REFUEL: The first thing you'll notice when you walk into Sorrento Grille Martini & Wine Bar is the intoxicating smell coming from the fruitwoods and grapevine cuttings that fuel the grill. Order a few small plates with one of the 11 original martinis or nine classic cocktails. Specialties include the oysters on the half shell, which would be great by themselves, but the shallot-grape mignonette and the watermelon-cucumber relish they're served with transform them into something special. Pair the oysters with the Heidsieck Monopole Blue Top Brut, a sparkling wine from France (sorrento-grille.com, entrées from $14).
SLEEP: Originally built in 1929, La Casa del Camino has a range of accommodations from La Casita, a Craftsman-style cottage that sleeps six, to the impossibly cool rooms created for the 2010 Casa Surf Project, when 10 designers each remade a different suite (casacamino.com, from $149).
EASY ESCAPE FROM:L.A. (50 miles; about one hour by car), San Diego (73 miles; about 90 minutes by car), Chicago (four-an-a-half-hour flight).
Grand Isle, La.
Average highs of 67/63 in December/January
(Average water temperatures of 65/61)
In the winter, the population of this barrier island off Louisiana's Gulf Coast shrinks back down to its 1,600 permanent residents from its summer high of 14,000. But temperatures remain warm enough to sunbathe, and you can do so without the crowds. Anglers adore this island thanks to the more than 280 species of fish in the surrounding waters, and many flock to Grand Isle State Park to fish in its calm waters. Those not obsessed with reeling in The Big One head to the beaches. Although the 2010 oil spill closed all beaches on the seven-mile-long island this summer, a three-mile stretch of golden sand recently reopened in August, with a full rollout coming soon, after an intensive cleanup effort.
REFUEL: Most of the restaurants on Grand Isle specialize in—what else?—fresh fish, particularly catfish and trout. So make like a local and indulge in the fish sandwiches and po'boys at Starfish Restaurant (3027 Hwy. 1, 985/787-2711, sandwiches from $4.50).
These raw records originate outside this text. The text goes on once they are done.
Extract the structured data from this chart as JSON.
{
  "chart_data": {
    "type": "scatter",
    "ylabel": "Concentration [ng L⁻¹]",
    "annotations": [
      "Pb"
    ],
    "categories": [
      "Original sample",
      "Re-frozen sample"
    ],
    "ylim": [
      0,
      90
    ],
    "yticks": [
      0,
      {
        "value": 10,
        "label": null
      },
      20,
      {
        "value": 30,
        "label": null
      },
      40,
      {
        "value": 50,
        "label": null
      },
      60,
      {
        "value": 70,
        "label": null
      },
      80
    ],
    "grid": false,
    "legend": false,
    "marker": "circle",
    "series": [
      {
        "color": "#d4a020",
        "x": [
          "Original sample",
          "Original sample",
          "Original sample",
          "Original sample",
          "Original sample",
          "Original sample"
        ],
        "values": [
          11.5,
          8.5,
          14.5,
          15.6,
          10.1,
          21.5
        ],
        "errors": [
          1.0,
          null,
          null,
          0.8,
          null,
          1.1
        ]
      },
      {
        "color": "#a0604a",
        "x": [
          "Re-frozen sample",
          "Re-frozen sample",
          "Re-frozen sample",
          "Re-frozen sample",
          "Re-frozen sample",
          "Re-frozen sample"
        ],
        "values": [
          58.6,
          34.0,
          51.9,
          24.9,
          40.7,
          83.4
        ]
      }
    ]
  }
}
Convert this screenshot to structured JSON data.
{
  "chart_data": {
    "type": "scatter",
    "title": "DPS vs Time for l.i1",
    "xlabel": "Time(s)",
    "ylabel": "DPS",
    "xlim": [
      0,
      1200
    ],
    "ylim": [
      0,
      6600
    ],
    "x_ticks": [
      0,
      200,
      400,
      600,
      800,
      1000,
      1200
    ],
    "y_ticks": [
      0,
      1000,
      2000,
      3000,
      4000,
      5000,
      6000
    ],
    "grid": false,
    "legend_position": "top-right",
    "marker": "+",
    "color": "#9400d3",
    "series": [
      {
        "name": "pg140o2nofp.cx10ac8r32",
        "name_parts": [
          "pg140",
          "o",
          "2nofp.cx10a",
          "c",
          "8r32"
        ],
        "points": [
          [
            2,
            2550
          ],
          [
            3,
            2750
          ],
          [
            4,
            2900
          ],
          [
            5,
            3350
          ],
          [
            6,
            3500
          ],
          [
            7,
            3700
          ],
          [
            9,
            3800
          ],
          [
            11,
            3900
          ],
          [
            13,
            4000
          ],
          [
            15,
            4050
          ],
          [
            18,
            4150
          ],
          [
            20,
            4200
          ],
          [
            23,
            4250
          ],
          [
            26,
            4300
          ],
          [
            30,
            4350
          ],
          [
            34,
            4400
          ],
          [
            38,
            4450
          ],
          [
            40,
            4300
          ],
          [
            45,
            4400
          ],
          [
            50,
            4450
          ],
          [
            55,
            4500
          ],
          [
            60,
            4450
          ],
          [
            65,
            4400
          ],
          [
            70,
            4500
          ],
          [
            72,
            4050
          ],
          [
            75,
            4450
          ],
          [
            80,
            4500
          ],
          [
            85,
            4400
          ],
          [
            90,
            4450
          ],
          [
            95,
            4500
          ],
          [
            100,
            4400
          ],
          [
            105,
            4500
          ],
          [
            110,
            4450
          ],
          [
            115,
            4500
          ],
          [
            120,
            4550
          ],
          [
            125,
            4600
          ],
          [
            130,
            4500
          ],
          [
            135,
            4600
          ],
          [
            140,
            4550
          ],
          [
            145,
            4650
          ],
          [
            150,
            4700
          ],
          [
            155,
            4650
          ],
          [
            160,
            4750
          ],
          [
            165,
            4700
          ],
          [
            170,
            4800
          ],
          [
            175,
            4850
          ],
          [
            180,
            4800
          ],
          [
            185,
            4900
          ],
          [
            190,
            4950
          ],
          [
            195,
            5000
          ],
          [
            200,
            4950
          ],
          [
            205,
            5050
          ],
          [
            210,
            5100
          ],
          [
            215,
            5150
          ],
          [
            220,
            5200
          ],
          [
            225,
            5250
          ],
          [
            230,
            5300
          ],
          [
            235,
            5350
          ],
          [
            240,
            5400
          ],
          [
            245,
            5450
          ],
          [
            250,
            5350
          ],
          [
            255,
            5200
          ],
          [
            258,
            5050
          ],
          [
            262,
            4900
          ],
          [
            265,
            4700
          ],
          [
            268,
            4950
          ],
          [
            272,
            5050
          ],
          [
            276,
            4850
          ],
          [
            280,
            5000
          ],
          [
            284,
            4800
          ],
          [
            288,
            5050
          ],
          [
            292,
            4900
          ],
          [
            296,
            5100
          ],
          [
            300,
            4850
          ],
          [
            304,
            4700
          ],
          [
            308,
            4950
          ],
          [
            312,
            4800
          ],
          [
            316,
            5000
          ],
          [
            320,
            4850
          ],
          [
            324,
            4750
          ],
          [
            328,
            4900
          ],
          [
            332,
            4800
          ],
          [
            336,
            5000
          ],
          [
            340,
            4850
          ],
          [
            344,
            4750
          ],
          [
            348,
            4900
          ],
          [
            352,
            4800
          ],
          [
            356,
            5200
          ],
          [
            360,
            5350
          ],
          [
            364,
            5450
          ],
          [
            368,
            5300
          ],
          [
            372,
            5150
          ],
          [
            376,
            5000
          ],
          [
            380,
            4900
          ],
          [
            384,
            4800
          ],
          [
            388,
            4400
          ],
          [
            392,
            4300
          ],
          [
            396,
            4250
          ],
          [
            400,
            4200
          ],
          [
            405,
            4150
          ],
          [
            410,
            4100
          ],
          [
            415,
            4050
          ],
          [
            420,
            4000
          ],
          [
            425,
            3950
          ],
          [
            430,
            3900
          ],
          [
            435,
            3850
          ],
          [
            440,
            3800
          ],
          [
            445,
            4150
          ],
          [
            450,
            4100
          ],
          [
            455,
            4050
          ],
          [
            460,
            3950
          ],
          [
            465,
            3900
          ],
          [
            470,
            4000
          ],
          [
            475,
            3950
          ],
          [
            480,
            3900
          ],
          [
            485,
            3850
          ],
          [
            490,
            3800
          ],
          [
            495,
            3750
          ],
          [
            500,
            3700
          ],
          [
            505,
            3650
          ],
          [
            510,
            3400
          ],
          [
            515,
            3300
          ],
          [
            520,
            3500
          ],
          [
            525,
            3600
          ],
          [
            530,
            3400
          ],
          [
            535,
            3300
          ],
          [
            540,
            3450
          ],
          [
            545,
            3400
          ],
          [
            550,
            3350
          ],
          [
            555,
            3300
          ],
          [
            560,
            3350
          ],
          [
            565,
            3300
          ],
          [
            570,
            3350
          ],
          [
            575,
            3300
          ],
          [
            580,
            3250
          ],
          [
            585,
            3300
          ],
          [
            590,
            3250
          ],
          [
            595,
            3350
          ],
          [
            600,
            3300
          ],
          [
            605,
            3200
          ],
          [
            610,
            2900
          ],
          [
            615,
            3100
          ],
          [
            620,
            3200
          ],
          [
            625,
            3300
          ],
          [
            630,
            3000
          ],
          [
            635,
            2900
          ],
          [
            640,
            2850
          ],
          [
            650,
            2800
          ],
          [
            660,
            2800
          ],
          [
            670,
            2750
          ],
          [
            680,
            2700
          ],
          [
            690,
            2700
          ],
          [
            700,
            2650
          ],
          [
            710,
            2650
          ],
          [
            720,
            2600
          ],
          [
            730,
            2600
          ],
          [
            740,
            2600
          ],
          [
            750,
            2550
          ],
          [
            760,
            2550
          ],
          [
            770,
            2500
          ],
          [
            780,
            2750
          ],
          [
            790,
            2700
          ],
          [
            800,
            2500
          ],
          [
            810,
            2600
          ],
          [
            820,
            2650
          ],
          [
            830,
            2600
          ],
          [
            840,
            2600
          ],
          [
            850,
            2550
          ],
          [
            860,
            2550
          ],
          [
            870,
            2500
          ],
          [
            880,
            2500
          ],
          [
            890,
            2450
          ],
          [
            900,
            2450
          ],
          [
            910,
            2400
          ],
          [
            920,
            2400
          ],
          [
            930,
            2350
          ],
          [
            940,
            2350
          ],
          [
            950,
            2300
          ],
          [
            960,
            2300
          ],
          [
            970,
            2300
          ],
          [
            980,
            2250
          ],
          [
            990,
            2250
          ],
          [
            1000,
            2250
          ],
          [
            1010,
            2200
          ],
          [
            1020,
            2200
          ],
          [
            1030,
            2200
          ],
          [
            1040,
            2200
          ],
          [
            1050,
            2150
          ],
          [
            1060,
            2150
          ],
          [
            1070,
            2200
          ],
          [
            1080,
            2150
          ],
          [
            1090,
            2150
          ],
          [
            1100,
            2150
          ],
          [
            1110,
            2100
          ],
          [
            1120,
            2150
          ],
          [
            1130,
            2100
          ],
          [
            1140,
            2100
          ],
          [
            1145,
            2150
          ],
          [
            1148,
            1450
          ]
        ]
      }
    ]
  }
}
SLEEP: The old-fashioned, no-frills Cajun Tide Beach Resort sits beachside and caters to anglers with a fish-cleaning room, a screened-in cooking room, and enough barbecue pits for guests to cook up feasts from the day's catch (cajuntidebeachresort.com, from $50).
EASY ESCAPE FROM:New Orleans (109 miles; about two hours by car), Baton Rouge (160 miles; about three hours by car), Chicago (three-hour flight to New Orleans), Detroit (four-and-a-half-hour flight to New Orleans).